I’ve seen that lack of DNS response be related to IPv6 MTU size limits being set too low or overly strict ICMP block rules. And would contribute to the overall delays in response (or fail to respond altogether).
EDNS can allow UDP packet size up to 4096 bytes.
But sadly it is not properly implemented across the Internet and it has been out since 1999: https://www.ietf.org/rfc/rfc2671.txt
from: https://tools.ietf.org/html/rfc6891
EDNS provides a mechanism to improve the scalability of DNS as its
uses get more diverse on the Internet. It does this by enabling the
use of UDP transport for DNS messages with sizes beyond the limits
specified in RFC 1035 …
So much for that theory … (though us.com does go through CentralNIC first before it hits nsX.whois.com, so maybe the theory about the levels of indirection causing deadlines to be exceeded has merit to it).
Let’s try this experiment: Can you take a sampling of your domains that have failed, and submit them every five minutes against unboundtest.com and see if you get consistent success vs intermittent failures? It should be possible to script this with curl.
No API reference, I’m afraid (it’s not really robust enough to be an API, but decent enough for this one-off test). Simulating the form submit should be fine.
DNSSPY.io shows:
All IPv6 nameservers are hosted by the same provider (AS16509 - AMAZON-02 - Amazon.com, Inc., US). Consider spreading the nameservers across multiple DNS providers for increased redundancy.

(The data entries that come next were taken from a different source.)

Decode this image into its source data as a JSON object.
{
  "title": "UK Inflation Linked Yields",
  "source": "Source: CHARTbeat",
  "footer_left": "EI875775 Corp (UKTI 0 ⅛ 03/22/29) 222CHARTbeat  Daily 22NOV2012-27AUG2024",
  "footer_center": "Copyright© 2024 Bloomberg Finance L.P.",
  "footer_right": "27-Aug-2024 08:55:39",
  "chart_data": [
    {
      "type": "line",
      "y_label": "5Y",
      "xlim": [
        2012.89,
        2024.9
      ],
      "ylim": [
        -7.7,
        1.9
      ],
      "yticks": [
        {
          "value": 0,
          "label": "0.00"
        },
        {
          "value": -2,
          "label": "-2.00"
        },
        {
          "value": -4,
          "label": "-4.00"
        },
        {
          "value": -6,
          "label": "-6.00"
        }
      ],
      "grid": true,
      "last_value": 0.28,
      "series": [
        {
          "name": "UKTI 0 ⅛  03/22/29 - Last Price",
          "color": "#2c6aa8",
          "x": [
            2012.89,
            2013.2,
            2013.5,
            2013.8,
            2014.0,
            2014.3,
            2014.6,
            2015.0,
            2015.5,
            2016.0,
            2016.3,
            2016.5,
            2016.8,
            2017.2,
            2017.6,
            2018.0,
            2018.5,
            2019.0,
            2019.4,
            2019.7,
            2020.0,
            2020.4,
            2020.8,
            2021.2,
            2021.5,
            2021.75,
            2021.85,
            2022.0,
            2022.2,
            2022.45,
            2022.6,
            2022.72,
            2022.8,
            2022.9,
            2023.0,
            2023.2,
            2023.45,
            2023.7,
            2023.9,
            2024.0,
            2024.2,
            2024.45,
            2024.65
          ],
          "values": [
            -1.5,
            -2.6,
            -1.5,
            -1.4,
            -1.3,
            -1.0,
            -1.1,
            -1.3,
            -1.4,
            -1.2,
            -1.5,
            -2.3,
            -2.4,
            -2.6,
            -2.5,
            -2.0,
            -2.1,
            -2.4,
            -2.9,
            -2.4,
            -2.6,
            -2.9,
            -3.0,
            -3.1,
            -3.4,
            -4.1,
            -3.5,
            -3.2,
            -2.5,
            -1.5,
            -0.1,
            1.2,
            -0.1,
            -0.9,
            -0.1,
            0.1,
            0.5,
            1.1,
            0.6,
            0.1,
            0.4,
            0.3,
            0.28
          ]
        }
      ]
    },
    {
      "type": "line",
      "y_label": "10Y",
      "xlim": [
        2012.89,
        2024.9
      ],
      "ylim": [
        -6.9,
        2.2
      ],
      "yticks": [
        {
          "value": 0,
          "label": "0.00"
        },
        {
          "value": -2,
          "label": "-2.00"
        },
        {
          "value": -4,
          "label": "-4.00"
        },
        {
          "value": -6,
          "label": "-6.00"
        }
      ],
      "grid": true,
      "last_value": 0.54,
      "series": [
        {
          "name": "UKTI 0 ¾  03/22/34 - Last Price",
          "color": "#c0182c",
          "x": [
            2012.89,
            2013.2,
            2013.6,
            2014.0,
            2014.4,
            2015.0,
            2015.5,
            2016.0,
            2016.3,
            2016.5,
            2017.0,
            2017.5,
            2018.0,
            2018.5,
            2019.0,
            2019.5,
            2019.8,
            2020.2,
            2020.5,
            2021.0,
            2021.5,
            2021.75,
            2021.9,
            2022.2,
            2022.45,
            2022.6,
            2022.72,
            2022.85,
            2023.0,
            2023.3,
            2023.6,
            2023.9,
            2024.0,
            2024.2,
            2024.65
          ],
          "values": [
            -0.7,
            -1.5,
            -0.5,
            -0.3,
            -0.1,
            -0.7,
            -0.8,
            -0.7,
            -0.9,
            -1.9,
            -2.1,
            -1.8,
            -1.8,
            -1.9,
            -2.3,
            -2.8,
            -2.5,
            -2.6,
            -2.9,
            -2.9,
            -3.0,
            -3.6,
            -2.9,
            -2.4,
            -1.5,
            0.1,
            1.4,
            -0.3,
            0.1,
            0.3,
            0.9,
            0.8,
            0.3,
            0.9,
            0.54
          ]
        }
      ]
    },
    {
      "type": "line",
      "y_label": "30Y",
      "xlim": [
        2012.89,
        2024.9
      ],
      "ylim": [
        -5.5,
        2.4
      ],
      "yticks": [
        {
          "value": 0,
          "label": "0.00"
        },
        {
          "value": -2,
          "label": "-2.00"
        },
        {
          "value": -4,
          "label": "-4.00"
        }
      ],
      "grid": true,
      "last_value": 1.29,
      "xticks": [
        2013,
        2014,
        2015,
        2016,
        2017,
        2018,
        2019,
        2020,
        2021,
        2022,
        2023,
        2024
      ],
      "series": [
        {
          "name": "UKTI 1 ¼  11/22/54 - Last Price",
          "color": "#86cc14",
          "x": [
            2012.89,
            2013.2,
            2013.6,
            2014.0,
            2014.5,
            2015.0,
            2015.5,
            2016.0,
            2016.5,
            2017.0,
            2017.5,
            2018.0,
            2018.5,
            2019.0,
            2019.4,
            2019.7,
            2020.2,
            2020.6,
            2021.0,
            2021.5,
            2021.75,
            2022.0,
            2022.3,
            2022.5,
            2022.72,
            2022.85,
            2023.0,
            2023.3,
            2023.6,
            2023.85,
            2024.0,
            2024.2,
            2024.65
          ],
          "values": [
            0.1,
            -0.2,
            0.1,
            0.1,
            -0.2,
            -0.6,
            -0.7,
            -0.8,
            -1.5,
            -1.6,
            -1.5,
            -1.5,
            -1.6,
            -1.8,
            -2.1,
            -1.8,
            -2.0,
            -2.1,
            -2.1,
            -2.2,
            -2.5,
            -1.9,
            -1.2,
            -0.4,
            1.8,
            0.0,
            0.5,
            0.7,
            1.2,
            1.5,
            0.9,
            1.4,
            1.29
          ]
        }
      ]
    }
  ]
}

I ran my own Unbound-based test for an hour at 1m intervals across those domains, with a fresh libunbound instance every interval, and didn’t get any resolver errors.
Edit: 24h later, no SERVFAILs and no slow queries apart from a weird spike that happened one time, and could have easily been a local condition:
I also had a persistent false CAA failure for mx2.slxh.nl (again). The failure disappeared after I requested the cert from another machine, after which requesting a cert from the original machine also worked.
Maybe rare failures are cached somehow?
Edit: same for a large set of other .slxh.nl domains: works from one host, not from another.